Oculusは、ヘッドセットOculus Goの大きなバーチャルスクリーンでストリーミングビデオを見るためのTVアプリを公開する。

同社はFacebookのF8デベロッパーカンファレンスで、低価格ヘッドセットの能力を最大限に引き出す専用アプリ4種のうちの1つとしてOculus TVを披露した。アプリは5月末に公開されるはずだったが、ようやく目にすることができた。

Facebookは199ドルのOculus Goの大きなセールスポイントを、最も安いホームシアターにしたいと思っている。Oculus TVは、伝統的ビデオ視聴に関わるあらゆる機能を揃えるための大きな一歩だ。アプリは既存のヘッドセットユーザーに無料で配布されるほか、今後はデバイスにプレインストールされる予定。

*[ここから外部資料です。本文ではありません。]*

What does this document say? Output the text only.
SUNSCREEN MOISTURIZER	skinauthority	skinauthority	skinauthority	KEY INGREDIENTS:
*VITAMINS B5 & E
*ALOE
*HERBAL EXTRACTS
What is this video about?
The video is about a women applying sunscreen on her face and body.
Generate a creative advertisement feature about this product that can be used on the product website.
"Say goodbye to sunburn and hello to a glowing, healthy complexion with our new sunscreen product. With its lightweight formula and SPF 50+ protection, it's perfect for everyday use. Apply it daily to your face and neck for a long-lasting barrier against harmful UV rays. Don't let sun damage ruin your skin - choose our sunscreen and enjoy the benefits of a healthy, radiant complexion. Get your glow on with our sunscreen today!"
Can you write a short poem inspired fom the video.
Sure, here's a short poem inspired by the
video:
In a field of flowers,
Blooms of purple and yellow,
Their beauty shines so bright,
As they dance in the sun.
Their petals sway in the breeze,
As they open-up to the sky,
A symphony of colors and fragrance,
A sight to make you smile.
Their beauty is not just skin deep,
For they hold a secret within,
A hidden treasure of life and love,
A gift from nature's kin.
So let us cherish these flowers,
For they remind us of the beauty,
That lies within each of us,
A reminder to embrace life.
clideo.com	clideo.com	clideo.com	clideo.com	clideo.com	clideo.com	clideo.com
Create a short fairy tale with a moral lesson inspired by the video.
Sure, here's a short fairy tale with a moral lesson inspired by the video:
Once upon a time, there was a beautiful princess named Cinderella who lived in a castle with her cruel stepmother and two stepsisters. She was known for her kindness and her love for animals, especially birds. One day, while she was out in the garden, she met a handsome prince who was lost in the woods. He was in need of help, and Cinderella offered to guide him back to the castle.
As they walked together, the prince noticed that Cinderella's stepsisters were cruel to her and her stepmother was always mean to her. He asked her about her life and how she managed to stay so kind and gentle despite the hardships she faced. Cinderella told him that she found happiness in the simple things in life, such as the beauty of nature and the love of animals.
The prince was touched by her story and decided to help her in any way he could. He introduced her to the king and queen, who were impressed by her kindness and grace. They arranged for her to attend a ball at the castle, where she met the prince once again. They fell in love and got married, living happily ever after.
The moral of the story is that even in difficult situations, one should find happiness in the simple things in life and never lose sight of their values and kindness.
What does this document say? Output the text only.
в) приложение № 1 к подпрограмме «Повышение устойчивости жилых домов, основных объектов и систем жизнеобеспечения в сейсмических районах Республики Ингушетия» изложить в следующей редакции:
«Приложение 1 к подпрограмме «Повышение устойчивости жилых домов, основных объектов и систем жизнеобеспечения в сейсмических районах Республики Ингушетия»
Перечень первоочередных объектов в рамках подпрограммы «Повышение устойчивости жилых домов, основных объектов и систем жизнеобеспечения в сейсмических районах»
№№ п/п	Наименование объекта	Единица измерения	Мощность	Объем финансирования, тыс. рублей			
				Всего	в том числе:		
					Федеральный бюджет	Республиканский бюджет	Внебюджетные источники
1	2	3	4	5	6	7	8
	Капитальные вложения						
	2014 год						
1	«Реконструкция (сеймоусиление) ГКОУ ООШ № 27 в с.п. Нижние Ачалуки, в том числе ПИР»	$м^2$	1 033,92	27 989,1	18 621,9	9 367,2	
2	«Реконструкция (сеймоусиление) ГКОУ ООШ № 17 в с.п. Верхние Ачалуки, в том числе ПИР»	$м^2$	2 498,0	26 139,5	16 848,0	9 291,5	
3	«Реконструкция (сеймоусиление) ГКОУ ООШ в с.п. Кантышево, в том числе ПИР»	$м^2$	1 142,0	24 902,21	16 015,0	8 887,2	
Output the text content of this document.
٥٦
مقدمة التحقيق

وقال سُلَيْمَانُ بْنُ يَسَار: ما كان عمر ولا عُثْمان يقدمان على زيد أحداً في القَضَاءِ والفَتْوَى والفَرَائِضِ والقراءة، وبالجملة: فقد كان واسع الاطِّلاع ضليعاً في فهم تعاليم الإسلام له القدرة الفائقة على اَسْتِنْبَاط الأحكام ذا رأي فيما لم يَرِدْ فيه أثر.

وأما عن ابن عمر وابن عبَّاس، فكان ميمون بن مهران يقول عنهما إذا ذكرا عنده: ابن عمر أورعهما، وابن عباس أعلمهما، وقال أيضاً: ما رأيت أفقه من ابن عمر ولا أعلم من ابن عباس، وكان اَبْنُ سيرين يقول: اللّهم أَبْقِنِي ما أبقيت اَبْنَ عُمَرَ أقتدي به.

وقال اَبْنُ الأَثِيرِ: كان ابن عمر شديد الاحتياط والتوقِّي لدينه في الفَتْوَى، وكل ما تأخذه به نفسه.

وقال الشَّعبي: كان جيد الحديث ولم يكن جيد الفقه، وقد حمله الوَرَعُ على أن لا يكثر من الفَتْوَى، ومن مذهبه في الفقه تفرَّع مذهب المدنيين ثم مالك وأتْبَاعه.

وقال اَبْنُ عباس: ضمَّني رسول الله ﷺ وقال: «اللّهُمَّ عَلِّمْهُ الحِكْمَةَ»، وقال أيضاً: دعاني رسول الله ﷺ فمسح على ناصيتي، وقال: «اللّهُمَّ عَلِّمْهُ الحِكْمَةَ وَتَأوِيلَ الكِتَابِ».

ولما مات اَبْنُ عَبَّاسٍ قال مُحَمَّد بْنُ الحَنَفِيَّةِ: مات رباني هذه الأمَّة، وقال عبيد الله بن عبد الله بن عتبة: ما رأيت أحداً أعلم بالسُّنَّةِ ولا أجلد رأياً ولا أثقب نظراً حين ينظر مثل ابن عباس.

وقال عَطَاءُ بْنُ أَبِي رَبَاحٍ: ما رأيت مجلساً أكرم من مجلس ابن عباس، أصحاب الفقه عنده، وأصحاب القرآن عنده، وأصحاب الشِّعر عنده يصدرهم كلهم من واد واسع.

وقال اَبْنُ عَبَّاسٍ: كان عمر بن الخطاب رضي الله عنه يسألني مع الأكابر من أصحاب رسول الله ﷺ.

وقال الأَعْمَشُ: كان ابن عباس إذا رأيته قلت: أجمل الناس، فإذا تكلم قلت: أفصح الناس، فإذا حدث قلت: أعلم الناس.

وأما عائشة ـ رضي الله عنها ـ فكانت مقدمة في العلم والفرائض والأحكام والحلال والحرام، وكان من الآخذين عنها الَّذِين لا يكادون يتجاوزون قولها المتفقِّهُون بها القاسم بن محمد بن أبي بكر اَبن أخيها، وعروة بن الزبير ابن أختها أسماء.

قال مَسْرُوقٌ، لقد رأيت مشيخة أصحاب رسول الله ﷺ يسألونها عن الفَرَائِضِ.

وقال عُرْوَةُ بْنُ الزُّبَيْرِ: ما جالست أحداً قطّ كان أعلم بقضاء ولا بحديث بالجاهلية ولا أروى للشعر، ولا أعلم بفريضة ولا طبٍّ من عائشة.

アプリは巨大2Dスクリーンのあるバーチャルリビングルームを中心に展開され、ユーザーはそこで好きなビデオを見られる。このアプリが専用ビデオ視聴スペースを持つソーシャルアプリのOculus Roomsと別に存在する理由は明確ではないが、会社としてはこのデバイスのビデオ視聴能力を特別に強調したかっただけなのかもしれない。

公開時点で対応するのはFacebook Watch(当然)の他、Red Bull TVとPluto TV。また、スポーツネットワークのESPNとの提携についても先行紹介した。

Oculus Goはストリーミングネットワークの関心を引くことに期待をかけており、その多くはすでに独自のバーチャルリアリティープラットフォームを作っている。HuluやNetflix、ShowtimeなどでダウンロードしたネイティブアプリをOculus TVアプリ経由で動かすこともできるが、それは組織的な改善にすぎない。

2Dビデオ専用の本拠地を持つことはOculusにとってよい選択だが、ユーザーにとっては自分が興味をもつコンテンツを所有するパートナーをFacebookが確保してくれれば一層嬉しいだろう。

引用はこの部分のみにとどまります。